Sur la plateforme, certaines expliquent aussi comment écrire à des détenus incarcérés en France. 

 

 

Mais en France, ces relations épistolaires constituent aussi une réalité. C’est d’ailleurs dans cet objectif de maintenir le lien social, que des associations comme le Courrier de Bovet, mettent en place un système d’échanges épistolaire. L’association comptait ainsi en 2019, 750 adhérents qui discutaient avec 650 détenus.

Soumis à une condition principale: être âgé au moins de 25 ans. Les jeunes filles, encore mineures, à la recherche de la grande aventure, sont exclues. Il est précisé sur le bulletin d’inscription que cette correspondance « demande une réelle maturité affective, une certaine expérience de la vie et de la réalité sociale ».

 

@lucie_drg

I’m in love with a criminal✨ #writeaprisoner#pourtoi

♬ Criminal – Britney Spears

La fascination pour les prisonniers est aussi affichée sans complexe sur la plateforme. 

Le réseau social Tiktok  voit ainsi une prolifération de compte décrivant autant la vie des détenus que les correspondances qu’ils peuvent entretenir avec de jeunes tiktokeuses. On constate une sorte de retour en force du mythe du prisonnier.

Selon Isabelle Horlans ces échanges ne sont pas sans « dégâts, des influences néfastes ». À travers l’idée de réintégrer ces hommes à la société, ces tiktokeuses se construisent une idole, à travers l’image du prisonnier, un sentiment de fascination peut naître alors.

Je voulais montrer que nous sommes tous humains et que chacun de nous mérite de recevoir de l’attention.

Pour Alizée, tiktokeuse et titulaire d’un Master 1 en marketing digital, c’est une envie de découvrir le milieu carcéral américain qui l’a guidée jusqu’à écrire à un détenu. Pour Marwa, lycéenne, c’est juste une envie de suivre la mode et d’expérimenter une nouvelle trend promue par la plateforme. Le criminologue suisse Philipp Jaffé a pu observer et étudier le milieu carcéral américain, pendant près de quinze ans. Il met en avant le fait que certaines sont à la recherche du danger, du grand frisson, tandis que d’autres sont dans une démarche « humanitaire ».
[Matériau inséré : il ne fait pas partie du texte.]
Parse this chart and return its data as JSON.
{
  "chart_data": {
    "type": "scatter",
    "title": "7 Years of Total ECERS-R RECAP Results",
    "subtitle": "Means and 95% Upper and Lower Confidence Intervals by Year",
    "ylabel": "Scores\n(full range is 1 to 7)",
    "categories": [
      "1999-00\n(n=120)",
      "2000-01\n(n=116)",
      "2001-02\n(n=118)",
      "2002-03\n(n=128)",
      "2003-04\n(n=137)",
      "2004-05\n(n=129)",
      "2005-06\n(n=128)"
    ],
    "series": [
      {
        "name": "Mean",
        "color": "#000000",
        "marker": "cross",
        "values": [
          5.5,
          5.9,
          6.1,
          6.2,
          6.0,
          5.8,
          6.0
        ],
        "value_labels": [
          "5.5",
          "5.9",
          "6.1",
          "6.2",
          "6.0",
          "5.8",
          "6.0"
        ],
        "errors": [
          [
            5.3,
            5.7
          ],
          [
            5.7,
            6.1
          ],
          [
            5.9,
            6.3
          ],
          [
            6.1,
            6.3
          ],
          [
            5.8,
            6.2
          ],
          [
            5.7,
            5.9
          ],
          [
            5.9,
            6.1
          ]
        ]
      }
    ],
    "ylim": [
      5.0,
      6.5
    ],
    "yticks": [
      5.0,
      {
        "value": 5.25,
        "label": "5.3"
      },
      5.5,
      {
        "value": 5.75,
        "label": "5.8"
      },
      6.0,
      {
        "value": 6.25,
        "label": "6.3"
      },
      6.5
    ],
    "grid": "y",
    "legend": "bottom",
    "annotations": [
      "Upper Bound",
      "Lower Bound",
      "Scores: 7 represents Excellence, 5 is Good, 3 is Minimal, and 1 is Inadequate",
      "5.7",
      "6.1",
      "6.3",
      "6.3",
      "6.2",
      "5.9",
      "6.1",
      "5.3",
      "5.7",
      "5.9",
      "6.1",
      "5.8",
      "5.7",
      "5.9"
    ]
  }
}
«  À travers ce Tiktok, je voulais montrer que nous sommes tous humains et que chacun de nous mérite de recevoir de l’attention », raconte Marwa, 17 ans. Elle estime que sa démarche a « été très mal interprétée » par certains, à cause de « la mentalité française », suppose-t-elle.

L’ampleur de cette mode s’est quelque peu essoufflé ces derniers mois, mais il est important de noter, que les  femmes détenues sont les grandes absentes de cette trend Tiktok, qui continue de faire écrire et de faire parler.